Of course the novelty was symmetrical. I myself was used to being tended to by women. Dad didn’t greatly involve himself in this aspect of my life, bodily maintenance from day to day.
Raghu washed me very tenderly. I told him I had brought a flannel, but he said very decisively, ‘There is nothing filthier in the whole world than a flannel. Take my word for it. Direct washing is the only way.’

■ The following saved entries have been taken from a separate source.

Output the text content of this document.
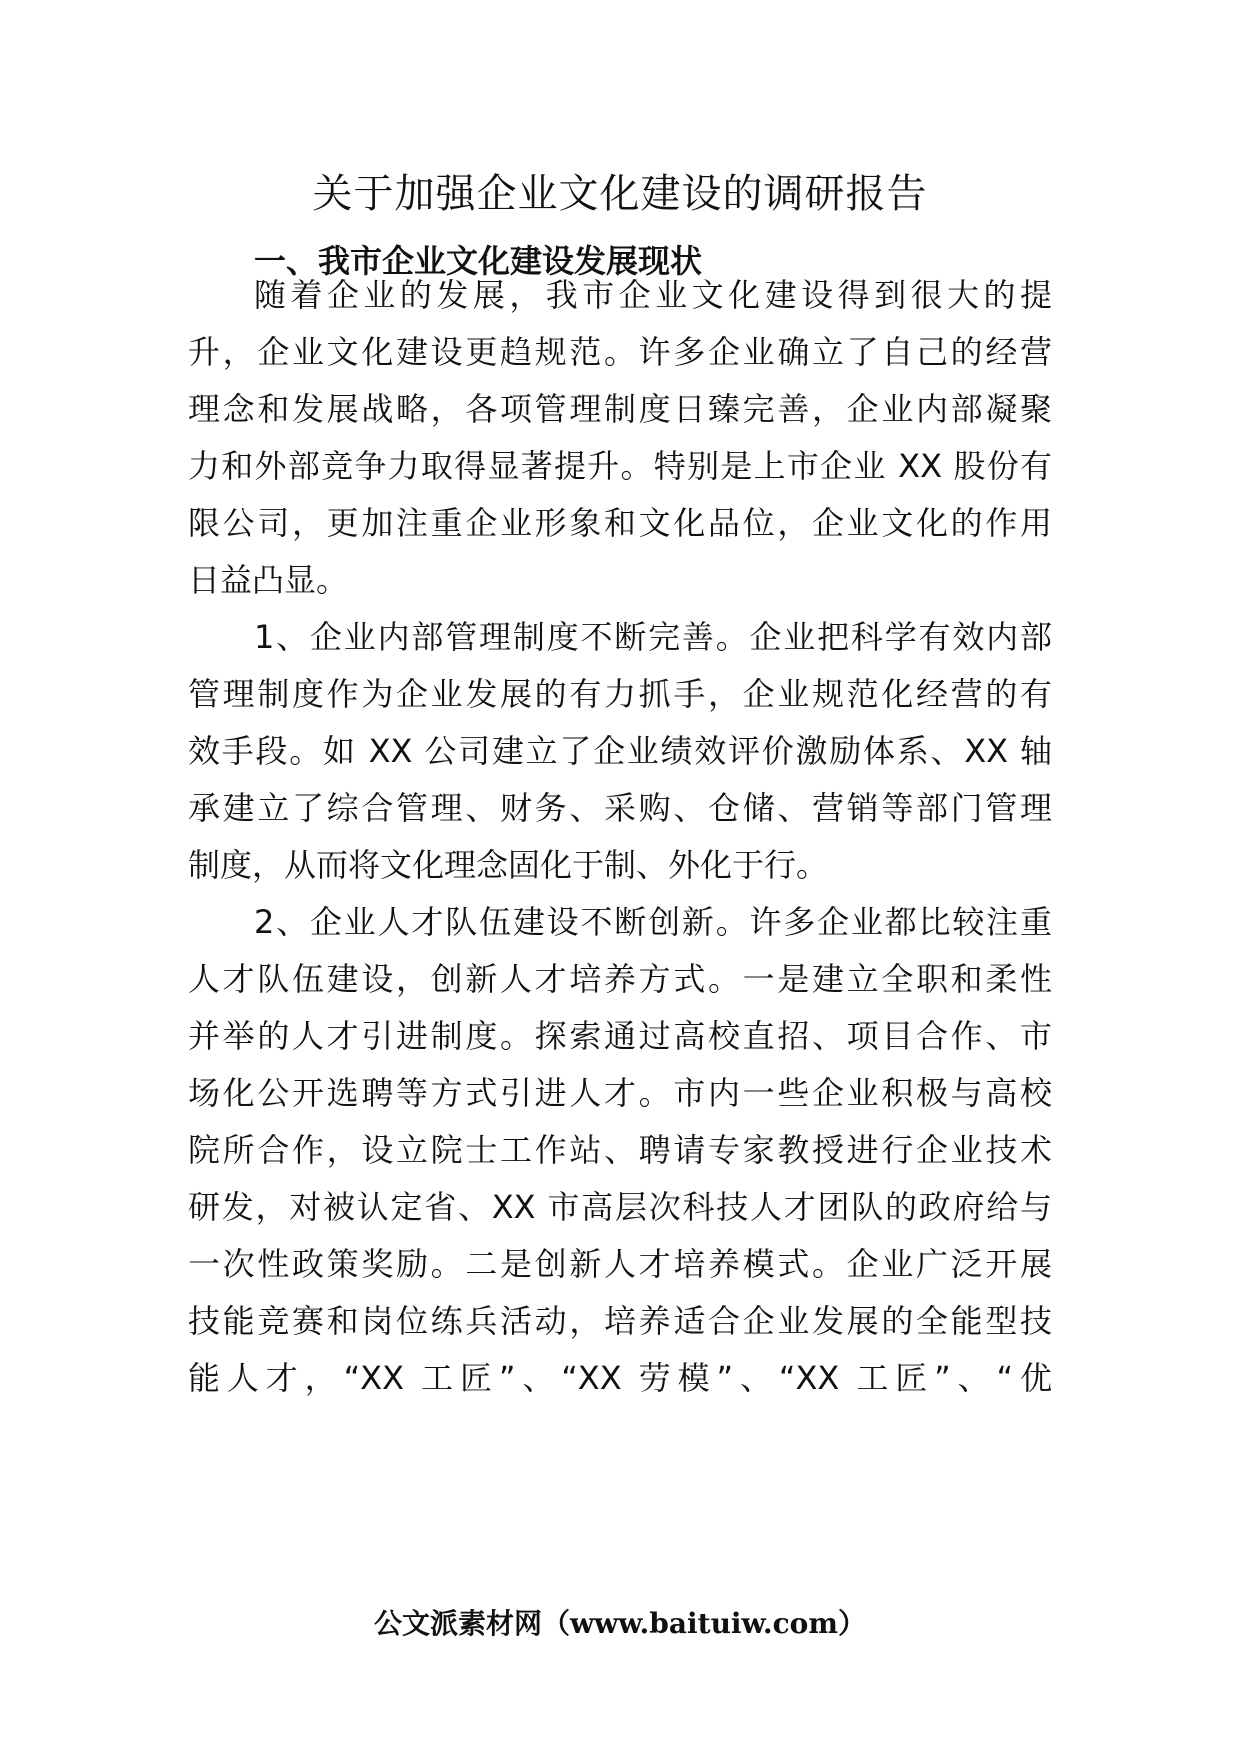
关于加强企业文化建设的调研报告
一、我市企业文化建设发展现状

随着企业的发展，我市企业文化建设得到很大的提

升，企业文化建设更趋规范。许多企业确立了自己的经营

理念和发展战略，各项管理制度日臻完善，企业内部凝聚

力和外部竞争力取得显著提升。特别是上市企业 XX 股份有

限公司，更加注重企业形象和文化品位，企业文化的作用

日益凸显。

1、企业内部管理制度不断完善。企业把科学有效内部

管理制度作为企业发展的有力抓手，企业规范化经营的有

效手段。如 XX 公司建立了企业绩效评价激励体系、XX 轴

承建立了综合管理、财务、采购、仓储、营销等部门管理

制度，从而将文化理念固化于制、外化于行。

2、企业人才队伍建设不断创新。许多企业都比较注重

人才队伍建设，创新人才培养方式。一是建立全职和柔性

并举的人才引进制度。探索通过高校直招、项目合作、市

场化公开选聘等方式引进人才。市内一些企业积极与高校

院所合作，设立院士工作站、聘请专家教授进行企业技术

研发，对被认定省、XX 市高层次科技人才团队的政府给与

一次性政策奖励。二是创新人才培养模式。企业广泛开展

技能竞赛和岗位练兵活动，培养适合企业发展的全能型技

能人才，“XX 工匠”、“XX 劳模”、“XX 工匠”、“优

公文派素材网（www.baituiw.com）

At first I was embarrassed and made small talk, very much for my benefit rather than his. At any moment I felt I was going to come out with the hoariest Queen-of-England question of all – ‘And what do you do?’ As if the Queen had ever really tried to answer that question herself.
I complimented Ragu on the excellence of his English. ‘I too have travelled, you know, John, and even to England. In fact I was “pulling pints” in a pub in the North of England when you must have been a small boy. If you put a bottle of White Shield in my hand this moment, I would still know how to angle the neck in order to keep the sediment back from the glass. Some things you don’t forget.’ It was splendid that he knew what he was talking about, even if I didn’t. ‘The locals couldn’t get their tongues round Raghu, so I was “Reg” for the duration. Then my father had a stroke and that was that.’ He didn’t go into details, and I didn’t know whether to ask any further.